Il ne répondait rien. Il me regardait seulement, avec ce regard dur, frustré, accusateur. Je le connaissais trop bien, ce regard. Il avait remplacé les gestes tendres.
J’étais mère avant tout. Et il me semblait que je ne savais plus concilier ce rôle avec celui d’épouse. Notre fille, du haut de ses quatre ans, devenait témoin de nos disputes. De nos silences. Elle nous observait, les yeux grands ouverts, comme s’ils cherchaient à comprendre un langage qu’on ne lui avait jamais appris.
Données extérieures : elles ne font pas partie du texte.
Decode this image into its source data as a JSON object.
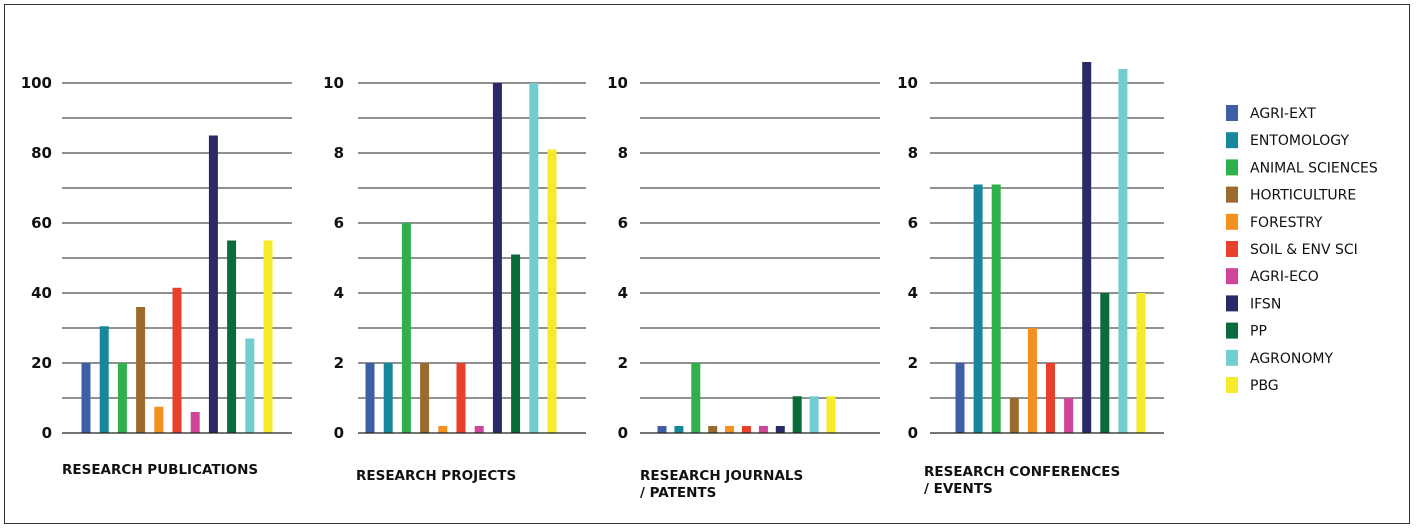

Alors je me détestais. Et je le détestais encore plus, lui… Je pensais à cet enfant à naître, à ce petit être qui allait s’inviter dans un foyer qui n’en était plus un.
Et pourtant…
Il fut un temps où notre foyer débordait de rires. De promesses. De lumière.
Je me revois, assise sur le sofa recouvert d’une housse grise, sa tête sur mes genoux, un livre à la main. Et lui découvrait quelque chose d’intéressant sur son téléphone. Il riait et m’interrompait dans ma lecture pour partager ses trouvailles avec moi. Et moi aussi, je tenais à lui dire ce que je trouvais épatant dans ma lecture. Et il attendait patiemment que s’arrête ma lancée poétique. Ensemble, on rêvait d’un monde meilleur pour notre enfant.
Je me souviens de la nuit où j’ai su que j’étais enceinte. J’étais sortie de la salle de bain, le test encore dans la main. Il m’avait regardée, les yeux brillants, comme un enfant à Noël. Il m’avait soulevée dans ses bras, et on avait dansé, là, au milieu du salon, en riant.
Il faisait des listes de prénoms. Des associations étranges, originales. Il avait toujours eu plus d’imagination, plus de créativité que moi.
Et chaque samedi, il préparait des plats épicés parce que j’avais des envies « incontrôlables », disait-il. Il faisait mijoter, goûtait, revenait vers moi une cuillère à la main. « Goûte-moi ça, dis-moi ce que t’en penses », lançait-il avec ce sourire espiègle que j’aimais tant.
Ce sourire… il a disparu quelque part. Peut-être au fond d’un tiroir rempli de factures, de rêves brisés, d’intimité perdue. Peut-être dans une conversation qu’on n’a jamais pu finir.
Je regarde la lumière du matin filtrer à travers les rideaux. J’entends notre fille remuer dans sa chambre. Mon coeur remue, mes yeux brillent.
Et je me demande si l’amour, à force d’être mis à l’épreuve, peut finir par se briser.
Mais je suis encore là. Mère. Femme.
Fatiguée. Mais vivante.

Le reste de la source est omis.